A igualdade econômica diz respeito a uma estrutura externa cuja função 
é fazer com que instituições como o sistema de mercado, o sistema legal 
e a rede de amparo social possibilitem que os indivíduos tenham seus 
direitos de propriedade garantidos, que possam desenvolver suas 
capacidades com a correta alocação de custos e benefícios e que 
possam decidir livremente como utilizar seus recursos materiais e 
humanos em condições de mercado que não os discriminem 
relativamente às oportunidades disponíveis. No contexto jurídico, existe 
igualdade entre os indivíduos relativamente à Lei se um indivíduo sendo 
réu em um processo, referente a um certo crime cometido sob certa 
circunstância, puder ser substituído por qualquer outro indivíduo que 
tenha cometido o mesmo crime sob a mesma circunstância sem que seja 
necessário que se altere o procedimento legal do processo.
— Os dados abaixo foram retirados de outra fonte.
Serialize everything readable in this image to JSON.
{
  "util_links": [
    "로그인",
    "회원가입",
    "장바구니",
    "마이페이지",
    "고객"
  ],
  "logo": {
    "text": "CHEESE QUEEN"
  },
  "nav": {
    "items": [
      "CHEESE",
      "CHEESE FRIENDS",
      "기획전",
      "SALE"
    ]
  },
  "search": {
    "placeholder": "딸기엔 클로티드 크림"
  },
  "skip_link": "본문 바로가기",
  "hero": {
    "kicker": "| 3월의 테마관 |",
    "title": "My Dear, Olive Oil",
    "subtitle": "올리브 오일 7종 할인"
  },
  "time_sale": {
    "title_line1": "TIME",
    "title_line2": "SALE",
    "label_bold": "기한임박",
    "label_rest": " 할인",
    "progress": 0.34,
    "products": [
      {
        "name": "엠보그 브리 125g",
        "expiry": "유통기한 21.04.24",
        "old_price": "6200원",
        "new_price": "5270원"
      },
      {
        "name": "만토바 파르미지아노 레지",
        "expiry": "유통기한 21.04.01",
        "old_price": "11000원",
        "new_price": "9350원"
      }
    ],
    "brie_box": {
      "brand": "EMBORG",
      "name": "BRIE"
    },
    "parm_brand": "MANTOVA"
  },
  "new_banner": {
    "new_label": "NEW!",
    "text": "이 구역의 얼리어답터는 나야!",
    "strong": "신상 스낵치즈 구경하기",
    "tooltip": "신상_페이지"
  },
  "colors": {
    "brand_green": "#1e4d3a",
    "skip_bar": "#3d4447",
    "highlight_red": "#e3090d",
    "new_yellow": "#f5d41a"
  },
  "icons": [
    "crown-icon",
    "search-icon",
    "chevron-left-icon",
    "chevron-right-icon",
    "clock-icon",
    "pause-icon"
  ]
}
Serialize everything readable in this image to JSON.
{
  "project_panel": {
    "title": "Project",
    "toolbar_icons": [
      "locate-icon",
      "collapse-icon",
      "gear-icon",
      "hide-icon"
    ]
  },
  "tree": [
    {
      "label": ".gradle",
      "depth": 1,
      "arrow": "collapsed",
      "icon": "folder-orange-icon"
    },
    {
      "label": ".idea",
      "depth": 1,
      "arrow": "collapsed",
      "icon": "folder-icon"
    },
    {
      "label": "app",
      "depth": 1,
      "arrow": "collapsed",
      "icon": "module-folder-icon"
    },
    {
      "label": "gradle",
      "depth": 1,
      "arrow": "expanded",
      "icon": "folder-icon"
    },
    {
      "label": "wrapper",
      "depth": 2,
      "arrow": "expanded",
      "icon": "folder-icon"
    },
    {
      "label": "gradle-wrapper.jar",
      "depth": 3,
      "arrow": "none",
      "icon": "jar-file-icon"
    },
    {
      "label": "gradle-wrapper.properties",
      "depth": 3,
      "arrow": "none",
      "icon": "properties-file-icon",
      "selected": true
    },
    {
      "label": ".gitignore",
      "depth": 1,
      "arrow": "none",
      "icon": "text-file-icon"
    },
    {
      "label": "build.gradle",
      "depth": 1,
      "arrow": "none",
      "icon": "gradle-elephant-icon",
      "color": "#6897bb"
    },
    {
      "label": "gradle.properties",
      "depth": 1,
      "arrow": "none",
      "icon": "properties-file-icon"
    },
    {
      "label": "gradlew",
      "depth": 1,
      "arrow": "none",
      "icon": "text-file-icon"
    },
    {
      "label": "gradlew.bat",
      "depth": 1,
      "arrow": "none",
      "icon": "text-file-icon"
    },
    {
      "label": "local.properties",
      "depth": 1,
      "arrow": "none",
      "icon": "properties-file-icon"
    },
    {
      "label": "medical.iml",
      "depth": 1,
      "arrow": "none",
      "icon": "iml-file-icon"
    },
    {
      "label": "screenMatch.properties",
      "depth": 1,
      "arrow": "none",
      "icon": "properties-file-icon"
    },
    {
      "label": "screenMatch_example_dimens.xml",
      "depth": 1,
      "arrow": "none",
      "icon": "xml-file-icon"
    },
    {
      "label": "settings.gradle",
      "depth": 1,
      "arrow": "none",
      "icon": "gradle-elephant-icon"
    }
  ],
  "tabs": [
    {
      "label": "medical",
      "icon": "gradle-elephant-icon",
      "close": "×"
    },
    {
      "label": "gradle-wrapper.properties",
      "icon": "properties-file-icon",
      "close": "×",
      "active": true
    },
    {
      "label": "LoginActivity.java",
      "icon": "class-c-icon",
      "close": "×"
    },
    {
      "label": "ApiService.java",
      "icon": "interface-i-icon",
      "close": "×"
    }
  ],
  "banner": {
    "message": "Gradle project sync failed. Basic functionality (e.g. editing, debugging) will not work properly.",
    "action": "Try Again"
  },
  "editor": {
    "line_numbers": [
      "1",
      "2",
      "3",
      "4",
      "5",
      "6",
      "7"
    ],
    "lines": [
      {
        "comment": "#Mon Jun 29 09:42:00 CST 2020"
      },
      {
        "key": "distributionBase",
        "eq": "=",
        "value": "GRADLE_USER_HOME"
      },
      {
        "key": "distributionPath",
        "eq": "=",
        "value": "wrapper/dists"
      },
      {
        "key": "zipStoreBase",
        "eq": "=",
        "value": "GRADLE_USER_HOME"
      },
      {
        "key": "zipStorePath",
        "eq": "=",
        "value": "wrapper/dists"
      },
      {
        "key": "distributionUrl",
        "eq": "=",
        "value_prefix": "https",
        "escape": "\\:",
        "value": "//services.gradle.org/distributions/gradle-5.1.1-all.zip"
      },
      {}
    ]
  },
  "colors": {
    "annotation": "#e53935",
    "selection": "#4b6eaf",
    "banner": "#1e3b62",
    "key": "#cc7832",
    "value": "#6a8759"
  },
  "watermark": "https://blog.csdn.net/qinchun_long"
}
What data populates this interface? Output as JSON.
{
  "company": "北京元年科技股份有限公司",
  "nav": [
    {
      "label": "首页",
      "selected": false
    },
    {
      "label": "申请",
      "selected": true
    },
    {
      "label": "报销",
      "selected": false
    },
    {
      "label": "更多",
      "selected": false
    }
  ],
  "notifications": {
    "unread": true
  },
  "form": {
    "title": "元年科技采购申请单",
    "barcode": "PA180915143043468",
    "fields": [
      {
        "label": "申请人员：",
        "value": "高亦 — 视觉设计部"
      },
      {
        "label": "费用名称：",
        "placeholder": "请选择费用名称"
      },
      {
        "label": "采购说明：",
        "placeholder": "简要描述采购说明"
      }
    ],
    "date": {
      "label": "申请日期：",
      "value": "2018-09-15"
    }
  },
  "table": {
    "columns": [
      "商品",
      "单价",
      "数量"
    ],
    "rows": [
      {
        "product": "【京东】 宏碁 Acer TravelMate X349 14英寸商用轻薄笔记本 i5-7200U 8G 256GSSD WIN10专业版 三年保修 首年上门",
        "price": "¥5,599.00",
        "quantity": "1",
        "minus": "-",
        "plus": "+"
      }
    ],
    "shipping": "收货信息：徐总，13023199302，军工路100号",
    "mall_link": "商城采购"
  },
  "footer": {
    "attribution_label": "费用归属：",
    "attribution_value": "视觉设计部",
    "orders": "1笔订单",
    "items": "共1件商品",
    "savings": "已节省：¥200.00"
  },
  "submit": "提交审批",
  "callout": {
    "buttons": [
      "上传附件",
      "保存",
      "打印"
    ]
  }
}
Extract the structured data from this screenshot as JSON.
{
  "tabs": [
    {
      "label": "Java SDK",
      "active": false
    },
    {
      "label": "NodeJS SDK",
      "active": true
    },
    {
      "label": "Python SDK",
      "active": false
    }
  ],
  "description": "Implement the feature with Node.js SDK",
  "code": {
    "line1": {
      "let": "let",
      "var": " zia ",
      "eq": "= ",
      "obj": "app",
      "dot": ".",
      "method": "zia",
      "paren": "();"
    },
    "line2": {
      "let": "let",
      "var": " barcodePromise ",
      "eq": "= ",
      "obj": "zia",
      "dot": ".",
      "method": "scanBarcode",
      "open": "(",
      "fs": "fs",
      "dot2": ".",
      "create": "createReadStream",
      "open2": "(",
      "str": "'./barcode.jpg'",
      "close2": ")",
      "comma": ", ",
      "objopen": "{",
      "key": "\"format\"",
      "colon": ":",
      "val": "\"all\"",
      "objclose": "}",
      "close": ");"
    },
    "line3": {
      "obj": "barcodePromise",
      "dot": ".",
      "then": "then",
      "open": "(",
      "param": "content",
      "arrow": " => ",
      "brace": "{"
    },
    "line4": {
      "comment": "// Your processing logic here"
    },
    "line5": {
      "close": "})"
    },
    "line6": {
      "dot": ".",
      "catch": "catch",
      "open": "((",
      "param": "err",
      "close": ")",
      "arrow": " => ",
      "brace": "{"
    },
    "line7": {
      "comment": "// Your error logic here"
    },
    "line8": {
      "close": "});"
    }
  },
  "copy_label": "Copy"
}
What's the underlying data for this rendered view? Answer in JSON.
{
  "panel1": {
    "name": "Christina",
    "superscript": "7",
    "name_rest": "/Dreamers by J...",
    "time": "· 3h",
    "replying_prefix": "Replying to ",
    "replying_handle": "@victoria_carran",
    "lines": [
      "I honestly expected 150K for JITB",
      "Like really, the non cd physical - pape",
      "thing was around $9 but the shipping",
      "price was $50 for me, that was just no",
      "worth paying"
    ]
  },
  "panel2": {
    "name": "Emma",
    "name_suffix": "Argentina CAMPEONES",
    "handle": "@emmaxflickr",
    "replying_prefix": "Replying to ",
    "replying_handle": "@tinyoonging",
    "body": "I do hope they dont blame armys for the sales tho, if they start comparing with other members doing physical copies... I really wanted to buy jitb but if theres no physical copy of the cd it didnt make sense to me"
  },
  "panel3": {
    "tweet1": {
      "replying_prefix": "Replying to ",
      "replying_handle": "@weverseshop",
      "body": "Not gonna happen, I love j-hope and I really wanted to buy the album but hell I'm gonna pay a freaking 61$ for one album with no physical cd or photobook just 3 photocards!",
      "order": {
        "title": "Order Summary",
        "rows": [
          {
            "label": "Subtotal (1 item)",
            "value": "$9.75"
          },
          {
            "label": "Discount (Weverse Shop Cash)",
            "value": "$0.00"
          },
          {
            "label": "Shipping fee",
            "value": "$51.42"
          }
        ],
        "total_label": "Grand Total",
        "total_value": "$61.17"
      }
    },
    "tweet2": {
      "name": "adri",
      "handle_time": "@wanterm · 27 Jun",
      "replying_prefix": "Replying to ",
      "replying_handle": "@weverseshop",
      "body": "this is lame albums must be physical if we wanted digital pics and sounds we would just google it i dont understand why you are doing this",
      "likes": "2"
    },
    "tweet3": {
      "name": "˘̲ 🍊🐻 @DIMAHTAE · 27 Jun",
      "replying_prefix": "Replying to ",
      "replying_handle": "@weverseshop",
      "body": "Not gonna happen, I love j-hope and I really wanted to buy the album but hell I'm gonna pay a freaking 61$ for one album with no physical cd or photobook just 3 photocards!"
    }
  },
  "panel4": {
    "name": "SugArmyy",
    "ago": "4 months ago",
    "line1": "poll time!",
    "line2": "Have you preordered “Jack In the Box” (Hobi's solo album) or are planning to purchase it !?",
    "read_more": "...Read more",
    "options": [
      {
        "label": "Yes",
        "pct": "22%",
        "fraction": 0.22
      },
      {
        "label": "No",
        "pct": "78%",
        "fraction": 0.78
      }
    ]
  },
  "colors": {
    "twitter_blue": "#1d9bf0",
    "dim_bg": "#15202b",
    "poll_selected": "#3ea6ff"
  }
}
No contexto 
civil, existe igualdade entre dois indivíduos se, sob a mesma 
circunstância,ambos possuem o mesmo conjunto de direitos e deveres. 
No contexto moral, existe igualdade se dois indivíduos distintos que se 
encontrem sob a mesma circunstância possuírem o mesmo conjunto de 
prerrogativas para aplicação de seus critérios de judicação moral. 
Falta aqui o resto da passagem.